Hads hakkında bilgi verir misiniz?

ensar-i

Member
Göz penceresinden âlemi seyreden ruh, beyin merkezinden de gerçekleri temaşa eder. Dil ne kadar tatma organıysa, beyin de o kadar düşünce organıdır. Aklın vazifesi gerçekleri kavramaktır. Beynin fonksiyonuna "tefekkür" adı verilir. Tefekkür, aklın çalışması, fikir üretmesidir. Akıl bir makineye benzetilirse, tefekkür bu makinenin çalışması ve üretimde bulunmasıdır.
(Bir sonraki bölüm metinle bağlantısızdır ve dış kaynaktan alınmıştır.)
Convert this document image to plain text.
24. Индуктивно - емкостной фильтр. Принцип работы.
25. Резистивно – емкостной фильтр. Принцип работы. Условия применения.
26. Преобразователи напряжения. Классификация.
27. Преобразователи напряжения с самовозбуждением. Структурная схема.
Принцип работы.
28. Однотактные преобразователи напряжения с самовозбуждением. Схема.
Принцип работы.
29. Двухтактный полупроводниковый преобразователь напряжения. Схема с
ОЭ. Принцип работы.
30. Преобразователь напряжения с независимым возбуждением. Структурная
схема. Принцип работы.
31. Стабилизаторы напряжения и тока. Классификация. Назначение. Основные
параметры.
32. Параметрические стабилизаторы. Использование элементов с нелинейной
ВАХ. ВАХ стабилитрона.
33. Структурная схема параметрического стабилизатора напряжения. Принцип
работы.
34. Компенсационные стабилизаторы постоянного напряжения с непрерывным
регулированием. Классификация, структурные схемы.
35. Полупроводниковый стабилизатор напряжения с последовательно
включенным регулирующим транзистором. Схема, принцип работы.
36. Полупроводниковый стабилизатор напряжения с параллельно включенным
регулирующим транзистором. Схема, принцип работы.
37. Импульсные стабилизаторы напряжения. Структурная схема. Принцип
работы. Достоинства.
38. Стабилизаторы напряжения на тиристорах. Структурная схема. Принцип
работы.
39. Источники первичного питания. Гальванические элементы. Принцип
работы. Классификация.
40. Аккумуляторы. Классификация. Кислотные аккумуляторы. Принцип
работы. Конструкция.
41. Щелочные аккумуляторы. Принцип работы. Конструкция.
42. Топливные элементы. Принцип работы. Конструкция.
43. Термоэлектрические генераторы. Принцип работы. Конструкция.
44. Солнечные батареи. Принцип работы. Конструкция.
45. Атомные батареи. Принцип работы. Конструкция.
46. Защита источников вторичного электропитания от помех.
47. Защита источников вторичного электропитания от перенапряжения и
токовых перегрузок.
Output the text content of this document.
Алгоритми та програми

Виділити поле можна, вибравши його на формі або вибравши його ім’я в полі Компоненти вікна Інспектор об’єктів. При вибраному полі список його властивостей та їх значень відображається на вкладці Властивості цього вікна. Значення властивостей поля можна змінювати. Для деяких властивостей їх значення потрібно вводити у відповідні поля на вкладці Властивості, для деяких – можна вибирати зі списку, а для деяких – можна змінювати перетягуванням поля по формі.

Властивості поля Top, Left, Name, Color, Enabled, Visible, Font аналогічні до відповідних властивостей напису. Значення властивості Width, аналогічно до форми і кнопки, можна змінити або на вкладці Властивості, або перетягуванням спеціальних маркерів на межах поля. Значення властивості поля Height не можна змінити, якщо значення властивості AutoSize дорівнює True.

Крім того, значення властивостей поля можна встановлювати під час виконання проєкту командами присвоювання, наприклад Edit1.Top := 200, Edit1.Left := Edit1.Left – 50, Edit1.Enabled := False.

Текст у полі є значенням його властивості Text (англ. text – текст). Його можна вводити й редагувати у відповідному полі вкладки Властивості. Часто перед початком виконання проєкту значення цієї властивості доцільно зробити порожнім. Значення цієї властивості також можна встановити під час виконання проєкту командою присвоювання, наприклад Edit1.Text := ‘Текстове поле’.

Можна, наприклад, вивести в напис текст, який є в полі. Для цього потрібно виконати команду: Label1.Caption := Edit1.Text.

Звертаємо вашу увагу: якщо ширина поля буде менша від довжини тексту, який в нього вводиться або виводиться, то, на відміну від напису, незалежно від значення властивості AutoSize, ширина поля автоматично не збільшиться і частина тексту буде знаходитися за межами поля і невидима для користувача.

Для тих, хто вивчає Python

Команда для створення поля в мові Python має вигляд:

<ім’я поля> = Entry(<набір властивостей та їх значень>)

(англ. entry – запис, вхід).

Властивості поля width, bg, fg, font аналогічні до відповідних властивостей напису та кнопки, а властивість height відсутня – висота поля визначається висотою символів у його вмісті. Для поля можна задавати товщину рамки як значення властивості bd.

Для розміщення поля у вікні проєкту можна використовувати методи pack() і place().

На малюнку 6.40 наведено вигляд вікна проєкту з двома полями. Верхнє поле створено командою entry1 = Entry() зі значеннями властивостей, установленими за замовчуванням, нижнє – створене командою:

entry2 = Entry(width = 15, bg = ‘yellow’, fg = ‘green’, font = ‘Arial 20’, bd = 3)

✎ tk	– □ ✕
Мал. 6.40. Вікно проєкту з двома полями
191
Aklın başlıca iki çeşit seyri vardır:
1. Fikir.
2. Hads (sezgi.)
Fikir; aklın, ağır, tedrici ve zamanla kayıtlı olan düşünme seyridir. Hads ise, aklın bir lahzada, bir hamlede matluba ulaşıverecek derecede seri olan ani seyridir. Bunlardan "fikir, görgüleri ve bilgileri bir tertibe koyup bildiğinden bilmediğini anlamak, ahiri evvele bağlamaktır. Hads, bir şeyin birden açılması, dolaysız kavrama, bir anda yakalamadır, şimşek gibi bir sür'at-i intikaldir.

Gecenin karanlığında çakan şimşeğin birden etrafı aydınlatması gibi, hads şimşeği dahi, birden insanın idrak âlemlerini aydınlatıverir. Fikir, hadse bir altyapı oluşturur. Mesela, ilmî bir keşif için yoğun bir tefekkür içine giren ilim adamları, günün birinde meselelerini iç alemlerinde halledilmiş, çözülmüş bulurlar. Bu, fikre terettüp eden bir hads parıltısıdır.

İki tahta parçası birbirine sürtülünce belli bir noktadan sonra, tahtadan alev çıkar. Keza, bir mercekle kağıda güneşin harareti odaklandığında, bir zaman sonra kağıt yanmaya başlar. Onun gibi, tefekkürde yoğunlaşan insanlar, bazen hads ile kendilerini çok farklı bir idrak boyutunda bulabilirler.